Adj. Pailler, paillère, qu'on nourrit sur le pailler. Chapon pailler. Poularde paillère.

HISTORIQUE

  • XIIIe s.
    Et les poucins et les gelines, Qui erent lez un tas d'espines En un paillier où il gratoient [, Ren. 4991]
  • XIVe s.
    Les malars [canards mâles] de riviere ont les piés rouges, et ceulx de paillier les ont jaunes [, Ménagier, II, 4]
    Nous connoissons que tous les houstes reseanz et demorenz en la terre St Nicolas à Courbeville peuvent et pourront maitre et ouster leurs pailliers et fumiers pourir en touz nos chemins [DU CANGE, paillerium.]
  • XVe s.
    Lesquels compaignons sont coustumiers de prendre les feurres es gerbiers ou pailliers qu'ilz treuvent près du rivaige du Rosne [ID., ib.]
  • XVIe s.
    Ceux qui ne sont accommodés de greniers à fourrage, à l'imitation des gerbiers, entassent leurs pailles en paillers, ronds, bar-longs.... [O. DE SERRES, 133]

ÉTYMOLOGIE

  • Provenç. palhier, paillier ; catal. paller ; portug. palheiro ; ital. pagliaio ; du lat. palearium, de palea, paille.

SUPPLÉMENT AU DICTIONNAIRE

    1. PAILLER. Ajoutez :
    Au pl.
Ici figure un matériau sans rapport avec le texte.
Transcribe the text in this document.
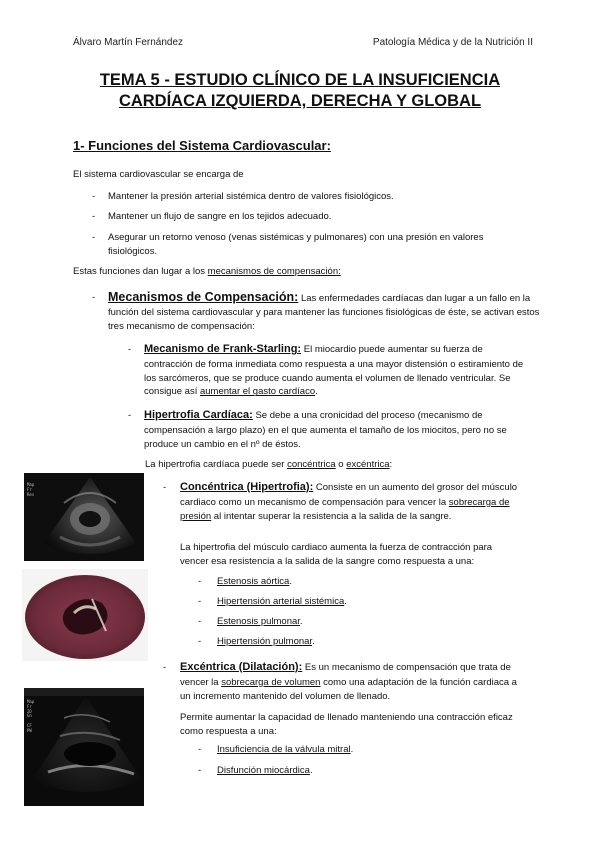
Álvaro Martín Fernández	Patología Médica y de la Nutrición II
TEMA 5 - ESTUDIO CLÍNICO DE LA INSUFICIENCIA
CARDÍACA IZQUIERDA, DERECHA Y GLOBAL
1- Funciones del Sistema Cardiovascular:
El sistema cardiovascular se encarga de
- Mantener la presión arterial sistémica dentro de valores fisiológicos.
- Mantener un flujo de sangre en los tejidos adecuado.
- Asegurar un retorno venoso (venas sistémicas y pulmonares) con una presión en valores fisiológicos.
Estas funciones dan lugar a los mecanismos de compensación:
- Mecanismos de Compensación: Las enfermedades cardíacas dan lugar a un fallo en la función del sistema cardiovascular y para mantener las funciones fisiológicas de éste, se activan estos tres mecanismo de compensación:
- Mecanismo de Frank-Starling: El miocardio puede aumentar su fuerza de contracción de forma inmediata como respuesta a una mayor distensión o estiramiento de los sarcómeros, que se produce cuando aumenta el volumen de llenado ventricular. Se consigue así aumentar el gasto cardíaco.
- Hipertrofia Cardíaca: Se debe a una cronicidad del proceso (mecanismo de compensación a largo plazo) en el que aumenta el tamaño de los miocitos, pero no se produce un cambio en el nº de éstos.
La hipertrofia cardíaca puede ser concéntrica o excéntrica:
- Concéntrica (Hipertrofia): Consiste en un aumento del grosor del músculo cardiaco como un mecanismo de compensación para vencer la sobrecarga de presión al intentar superar la resistencia a la salida de la sangre.
La hipertrofia del músculo cardiaco aumenta la fuerza de contracción para vencer esa resistencia a la salida de la sangre como respuesta a una:
- Estenosis aórtica.
- Hipertensión arterial sistémica.
- Estenosis pulmonar.
- Hipertensión pulmonar.
- Excéntrica (Dilatación): Es un mecanismo de compensación que trata de vencer la sobrecarga de volumen como una adaptación de la función cardiaca a un incremento mantenido del volumen de llenado.
Permite aumentar la capacidad de llenado manteniendo una contracción eficaz como respuesta a una:
- Insuficiencia de la válvula mitral.
- Disfunción miocárdica.
Map
Fr
Res
Map
Fr
2D
Gn

CF
PW
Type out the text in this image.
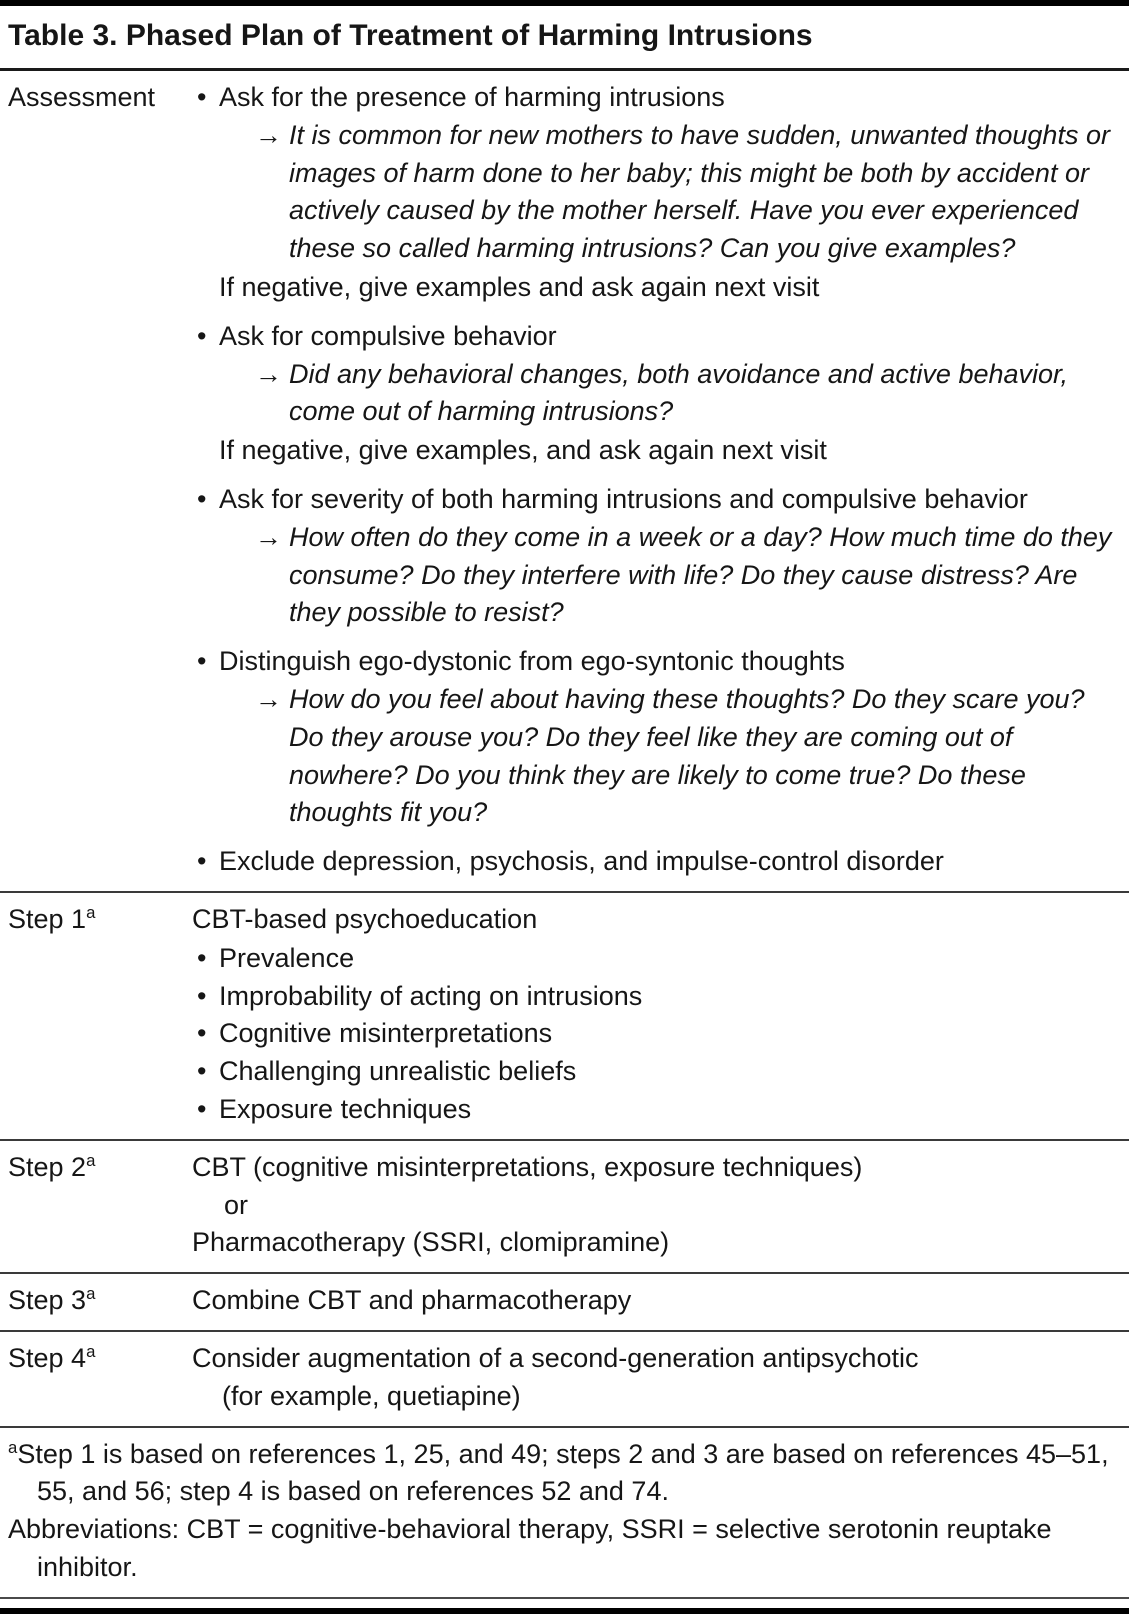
Table 3. Phased Plan of Treatment of Harming Intrusions
Assessment	• Ask for the presence of harming intrusions
→ It is common for new mothers to have sudden, unwanted thoughts or images of harm done to her baby; this might be both by accident or actively caused by the mother herself. Have you ever experienced these so called harming intrusions? Can you give examples?
If negative, give examples and ask again next visit
• Ask for compulsive behavior
→ Did any behavioral changes, both avoidance and active behavior, come out of harming intrusions?
If negative, give examples, and ask again next visit
• Ask for severity of both harming intrusions and compulsive behavior
→ How often do they come in a week or a day? How much time do they consume? Do they interfere with life? Do they cause distress? Are they possible to resist?
• Distinguish ego-dystonic from ego-syntonic thoughts
→ How do you feel about having these thoughts? Do they scare you? Do they arouse you? Do they feel like they are coming out of nowhere? Do you think they are likely to come true? Do these thoughts fit you?
• Exclude depression, psychosis, and impulse-control disorder
Step 1$^a$	CBT-based psychoeducation
• Prevalence
• Improbability of acting on intrusions
• Cognitive misinterpretations
• Challenging unrealistic beliefs
• Exposure techniques
Step 2$^a$	CBT (cognitive misinterpretations, exposure techniques)
or
Pharmacotherapy (SSRI, clomipramine)
Step 3$^a$	Combine CBT and pharmacotherapy
Step 4$^a$	Consider augmentation of a second-generation antipsychotic
(for example, quetiapine)
$^a$Step 1 is based on references 1, 25, and 49; steps 2 and 3 are based on references 45–51, 55, and 56; step 4 is based on references 52 and 74.
Abbreviations: CBT = cognitive-behavioral therapy, SSRI = selective serotonin reuptake inhibitor.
Les paillers, dans le parler normand, nom donné aux pailles exclusivement réservées pour l'engrais des terres arables dépendant de la propriété sur laquelle elles sont recueillies.
    Le fermier n'a pas la libre disposition des paillers ; il ne peut ni les vendre, ni en faire du glui ; à la fin de son bail, il est tenu de les laisser à celui qui le remplace, lequel est lui-même obligé de les utiliser comme engrais [H. MOISY, Noms de famille normands, p. 338]

PAILLER2

(pâ-llé, ll mouillées) v. a.
Terme rural. Répandre de la paille courte ou de la litière sur un terrain semé ou planté.
.... Que la terre soit bien cultivée et paillée, qu'elle soit bien sarclée, et le pastel bien purgé des herbes étrangères [, Instruct. génér. p. la teinture, 18 mars 1671, art. 264]
Pailler des arbres, des figuiers, les envelopper de paille pour les protéger contre la gelée.
Garnir de paille. Pailler une chaise. Absolument. Cette ouvrière paille très bien.

ÉTYMOLOGIE

  • Paille.

pailler

PAILLER. v. tr. Recouvrir de paille. Pailler des arbustes, un massif.

Il signifie aussi Garnir de paille des chaises.

pailler

PAILLER. n. m. La cour d'une ferme où il y a des pailles, des grains. Chapon de pailler. Poularde de pailler. On dit adjectivement Chapon pailler, poularde paillère. Il a vieilli.

Fig. et fam., C'est un coq sur son pailler, Il est hardi, parce qu'il se sent chez lui, dans son domaine.

pâiller


PâILLER, s. m. [Pâ-glié; 1re lon. 2 é fer. mouillez les ll.] La cour d'une ferme, où il y a des pâilles. = On dit, proverbialement, d'un homme, qui est dans un lieu, où il est le plus fort, qu'il est sur son pâiller; que c'est un coq sur son pâiller.